Aliyah nickte und seufzte traurig. „Hat er etwas gegessen?"

Die beiden Wachen warfen sich einen Blick zu und verstanden sofort, was sie meinte. „Wir haben vor Kurzem zwei Menschen zu ihm hineingeschickt", antwortete einer von ihnen.
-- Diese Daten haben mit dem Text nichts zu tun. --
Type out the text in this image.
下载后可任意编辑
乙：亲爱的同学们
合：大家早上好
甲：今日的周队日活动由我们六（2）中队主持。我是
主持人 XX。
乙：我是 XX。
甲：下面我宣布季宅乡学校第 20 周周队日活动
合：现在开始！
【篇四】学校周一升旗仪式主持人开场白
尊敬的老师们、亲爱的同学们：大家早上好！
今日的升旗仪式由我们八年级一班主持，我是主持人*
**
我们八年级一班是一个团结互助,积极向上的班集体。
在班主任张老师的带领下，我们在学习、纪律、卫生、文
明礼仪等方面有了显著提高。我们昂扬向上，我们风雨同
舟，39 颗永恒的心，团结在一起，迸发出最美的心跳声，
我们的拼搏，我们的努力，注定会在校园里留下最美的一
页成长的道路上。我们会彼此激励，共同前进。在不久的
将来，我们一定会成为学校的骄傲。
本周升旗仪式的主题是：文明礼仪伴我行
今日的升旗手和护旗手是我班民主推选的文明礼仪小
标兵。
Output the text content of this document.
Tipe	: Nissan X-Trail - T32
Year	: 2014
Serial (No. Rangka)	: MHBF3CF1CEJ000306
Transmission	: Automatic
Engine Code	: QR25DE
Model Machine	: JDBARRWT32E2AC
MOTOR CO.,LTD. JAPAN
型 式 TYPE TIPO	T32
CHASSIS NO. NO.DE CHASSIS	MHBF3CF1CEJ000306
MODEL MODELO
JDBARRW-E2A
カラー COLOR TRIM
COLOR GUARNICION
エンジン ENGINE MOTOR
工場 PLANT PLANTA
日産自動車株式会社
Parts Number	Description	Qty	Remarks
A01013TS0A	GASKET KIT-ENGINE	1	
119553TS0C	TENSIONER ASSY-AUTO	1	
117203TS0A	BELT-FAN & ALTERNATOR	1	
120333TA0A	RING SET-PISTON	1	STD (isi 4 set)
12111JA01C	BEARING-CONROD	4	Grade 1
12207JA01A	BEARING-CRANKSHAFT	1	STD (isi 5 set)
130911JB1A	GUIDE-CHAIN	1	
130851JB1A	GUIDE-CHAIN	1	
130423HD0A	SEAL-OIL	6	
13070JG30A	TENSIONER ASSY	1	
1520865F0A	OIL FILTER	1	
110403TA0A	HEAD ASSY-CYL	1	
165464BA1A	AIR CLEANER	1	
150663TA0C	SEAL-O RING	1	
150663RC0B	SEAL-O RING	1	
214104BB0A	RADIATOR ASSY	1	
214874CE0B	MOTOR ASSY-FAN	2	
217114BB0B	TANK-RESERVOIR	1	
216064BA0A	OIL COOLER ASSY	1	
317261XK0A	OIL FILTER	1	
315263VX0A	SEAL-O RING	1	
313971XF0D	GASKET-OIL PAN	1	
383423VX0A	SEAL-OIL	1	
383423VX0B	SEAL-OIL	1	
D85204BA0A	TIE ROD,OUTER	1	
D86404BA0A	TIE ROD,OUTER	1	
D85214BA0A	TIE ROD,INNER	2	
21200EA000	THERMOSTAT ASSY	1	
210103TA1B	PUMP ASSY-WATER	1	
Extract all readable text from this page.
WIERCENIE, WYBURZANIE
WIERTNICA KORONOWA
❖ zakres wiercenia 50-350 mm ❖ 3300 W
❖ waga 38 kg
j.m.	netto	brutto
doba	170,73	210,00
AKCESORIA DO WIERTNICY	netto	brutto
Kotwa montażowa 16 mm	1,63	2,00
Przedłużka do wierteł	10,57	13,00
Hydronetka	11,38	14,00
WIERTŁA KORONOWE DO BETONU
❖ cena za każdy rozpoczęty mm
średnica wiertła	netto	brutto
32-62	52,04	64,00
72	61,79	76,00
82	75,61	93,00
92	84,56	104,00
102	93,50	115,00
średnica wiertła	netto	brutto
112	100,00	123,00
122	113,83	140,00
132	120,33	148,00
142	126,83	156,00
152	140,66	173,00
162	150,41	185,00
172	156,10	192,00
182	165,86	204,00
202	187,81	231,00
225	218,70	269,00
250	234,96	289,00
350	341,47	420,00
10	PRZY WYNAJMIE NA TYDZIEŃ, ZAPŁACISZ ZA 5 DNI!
Seufzend warf Aliyah einen Blick zur Tür. Wenn sie genau hinhörte, konnte sie Ashers leises Stöhnen vernehmen, und es zerriss ihr Mutterherz, zu wissen, dass sie ihm nicht helfen konnte. Nicht einmal ihr Mann, der stärkste lebende Mann, konnte etwas für ihren Sohn tun. Jeden Tag fand sie sich an seiner Tür wieder, stellte dieselben Fragen und hoffte auf eine Änderung. Das ging nun seit zwei Wochen so, und sie fragte sich, wie lange es noch dauern würde. Als Edward damals seine Kräfte verschmolz, hatte es nicht so lange gedauert. Aber Edward hatte auch nicht versucht, drei Kräfte zu vereinen, noch hatte er mit einer dunklen Macht zu kämpfen, die in seinem geschwächten Zustand die Kontrolle übernehmen wollte.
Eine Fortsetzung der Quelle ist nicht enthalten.